O que aconteceu ao alce tem acontecido a todos os animais de corte do Ártico. O boi almiscarado é uma espécie quase extinta. Os pescadores de baleias há muito tempo dizimaram os grandes mamíferos que outrora chegavam até à Baía de Hudson e a todos os estreitos do norte do conti nente. Com o desaparecimento das baleias, tribos inteiras de esquimós desapareceram também. Os caçadores de focas fizeram um serviço completo. E os leões-marinhos, que já foram os mais importantes dos animais do mar para os esquimós da costa, diminuíram em proporção alarmante. Que devemos fazer para restituir o alimento que tiramos da boca dos povos do norte? O caribu constitui um claro exemplo do que se pode fazer. Atualmente, a espécie está à beira da margem fatal além da qual novas reduções a condenarão ao desaparecimento. Mas o ponto crítico ainda não foi atingido. Ainda há caribus suficientes para que a espécie se possa recompor rapidamente.

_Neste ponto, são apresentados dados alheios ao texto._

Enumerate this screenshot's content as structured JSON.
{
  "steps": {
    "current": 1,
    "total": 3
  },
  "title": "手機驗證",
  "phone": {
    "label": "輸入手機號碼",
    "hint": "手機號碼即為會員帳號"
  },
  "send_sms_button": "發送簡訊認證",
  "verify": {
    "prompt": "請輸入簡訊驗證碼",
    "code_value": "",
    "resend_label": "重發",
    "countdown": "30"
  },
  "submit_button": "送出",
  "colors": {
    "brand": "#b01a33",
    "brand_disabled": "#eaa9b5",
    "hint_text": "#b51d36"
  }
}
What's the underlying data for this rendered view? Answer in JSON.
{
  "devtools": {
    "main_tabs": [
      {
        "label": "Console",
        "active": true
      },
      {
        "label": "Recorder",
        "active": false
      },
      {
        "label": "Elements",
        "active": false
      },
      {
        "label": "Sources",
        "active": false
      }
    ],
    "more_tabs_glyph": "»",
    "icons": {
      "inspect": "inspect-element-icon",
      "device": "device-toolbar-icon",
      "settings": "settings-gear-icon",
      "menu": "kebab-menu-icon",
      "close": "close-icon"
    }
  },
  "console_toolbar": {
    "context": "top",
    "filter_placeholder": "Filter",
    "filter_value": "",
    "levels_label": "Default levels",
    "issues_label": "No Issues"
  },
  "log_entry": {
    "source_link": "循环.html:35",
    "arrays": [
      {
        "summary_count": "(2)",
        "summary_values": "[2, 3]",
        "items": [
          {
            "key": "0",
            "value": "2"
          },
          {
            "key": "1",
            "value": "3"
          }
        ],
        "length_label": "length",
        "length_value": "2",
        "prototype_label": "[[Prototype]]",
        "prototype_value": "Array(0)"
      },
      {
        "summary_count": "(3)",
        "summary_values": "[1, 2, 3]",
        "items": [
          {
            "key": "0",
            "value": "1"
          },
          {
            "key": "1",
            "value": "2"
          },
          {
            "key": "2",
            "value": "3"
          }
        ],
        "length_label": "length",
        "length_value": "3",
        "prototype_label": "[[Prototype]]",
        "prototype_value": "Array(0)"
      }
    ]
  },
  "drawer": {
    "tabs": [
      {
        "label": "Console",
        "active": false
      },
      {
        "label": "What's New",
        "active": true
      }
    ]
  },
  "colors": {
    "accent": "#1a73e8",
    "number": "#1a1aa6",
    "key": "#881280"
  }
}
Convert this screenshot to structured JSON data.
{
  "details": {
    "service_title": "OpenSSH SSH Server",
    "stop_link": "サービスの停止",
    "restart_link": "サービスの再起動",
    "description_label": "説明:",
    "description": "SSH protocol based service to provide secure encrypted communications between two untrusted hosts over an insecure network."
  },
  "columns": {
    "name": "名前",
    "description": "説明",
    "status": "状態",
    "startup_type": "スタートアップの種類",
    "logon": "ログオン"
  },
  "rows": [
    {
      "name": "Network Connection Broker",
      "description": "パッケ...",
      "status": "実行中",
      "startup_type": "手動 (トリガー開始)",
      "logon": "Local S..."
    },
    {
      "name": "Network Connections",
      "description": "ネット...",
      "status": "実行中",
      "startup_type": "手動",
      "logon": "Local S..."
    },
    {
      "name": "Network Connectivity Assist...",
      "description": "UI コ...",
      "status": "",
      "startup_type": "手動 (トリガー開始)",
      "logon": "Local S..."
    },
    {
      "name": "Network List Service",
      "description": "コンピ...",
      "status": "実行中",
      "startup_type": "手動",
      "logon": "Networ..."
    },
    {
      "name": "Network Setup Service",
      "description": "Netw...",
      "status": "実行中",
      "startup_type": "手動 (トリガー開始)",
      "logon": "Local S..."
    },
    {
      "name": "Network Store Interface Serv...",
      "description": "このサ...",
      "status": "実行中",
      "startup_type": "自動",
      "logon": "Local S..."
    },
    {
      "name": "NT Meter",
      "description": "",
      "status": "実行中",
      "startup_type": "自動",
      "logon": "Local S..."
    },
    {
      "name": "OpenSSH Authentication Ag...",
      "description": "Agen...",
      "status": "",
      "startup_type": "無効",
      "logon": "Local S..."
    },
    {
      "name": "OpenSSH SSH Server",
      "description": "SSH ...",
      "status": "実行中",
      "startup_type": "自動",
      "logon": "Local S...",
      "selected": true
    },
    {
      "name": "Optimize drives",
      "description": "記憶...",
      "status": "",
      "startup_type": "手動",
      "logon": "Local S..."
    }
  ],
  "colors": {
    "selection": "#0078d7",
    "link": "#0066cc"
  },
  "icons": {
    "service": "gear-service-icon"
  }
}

Para isso, há necessidade apenas de proteção, não contra os lobos ou contra o apetite legítimo dos nativos, mas contra nós. Diretamente, é preciso protegê-los contra os caçadores brancos; indiretamente, é preciso protegê-los contra as companhias de comércio que lucram com a venda irrestrita de armas de fogo e de quantidades astronômicas de munição. Se houvesse absoluta proibição da matança de caribus pelos brancos, e se restringíssemos a venda dá munição e dos tipos de armas vendidas aos nativos, o resto seria feito pelos próprios caribus.
Os esquimós têm poucas possibilidades de se integrarem em nossa civilização, enquanto não lhes estendermos as facilidades materiais necessárias ao período de transição—escolas e cuidados médicos convenien tes e um honesto tratamento econômico. Assim, eles poderiam transpor o vale que atualmente separa o seu mundo do nosso.

Felizmente, tenho a prova de que essas idéias não são utópicas. Há um lugar onde tudo o que pleiteio para os nativos já foi dado a um povo esquimó. Falo da Groenlândia, posto avançado dos esquimós no extremo leste, onde o governo dinamarquês de há muito adotou uma esclarecida política de proteção aos nativos.

Na Groenlândia, não há, atualmente, quem seja chamado de esquimó; há apenas groenlandeses. Alguns têm nas veias puro sangue esquimó, outros são mestiços, e outros ainda são de puro sangue dinamarquês—mas todos são um só povo. Rapazes de raça esquimó freqüentam as universidades dinamarquesas, e voltam para a Groenlândia a fim de ensinarem em escolas freqüentadas por meninos de todos os sangues. Grande número deles trabalham também na indústria, não como trabalhadores braçais, mas em pé de igualdade com todos os outros homens.

Eles administram uma grande, eficiente e rendosa indústria de pesca; ajudam a manter os postos de comércio e manobram os complicados aparelhos científicos das estações meteorológicas. Com efeito, os groenlandeses dirigem, agora, a sua própria economia, são rigorosamente protegidos contra a exploração comercial que tem estrangulado outras regiões árticas. Porque uma raça branca olhou o futuro com olhos humanos, os esquimós da Groenlândia pertencem, agora, a esse futuro—e o futuro lhes pertence.

Portanto, isso pode ser feito. E pode muito bem ser que, nos invernos que ainda estão por vir, Inoti, filho de Ootek, não tenha necessidade de colocar os seus filhos debaixo da neve por não ter comida para dar-lhes. E pode muito bem ser que a mãe de Inoti viva tranqüila, com a certeza de que não terá de sair despida numa noite de inverno para nunca mais voltar.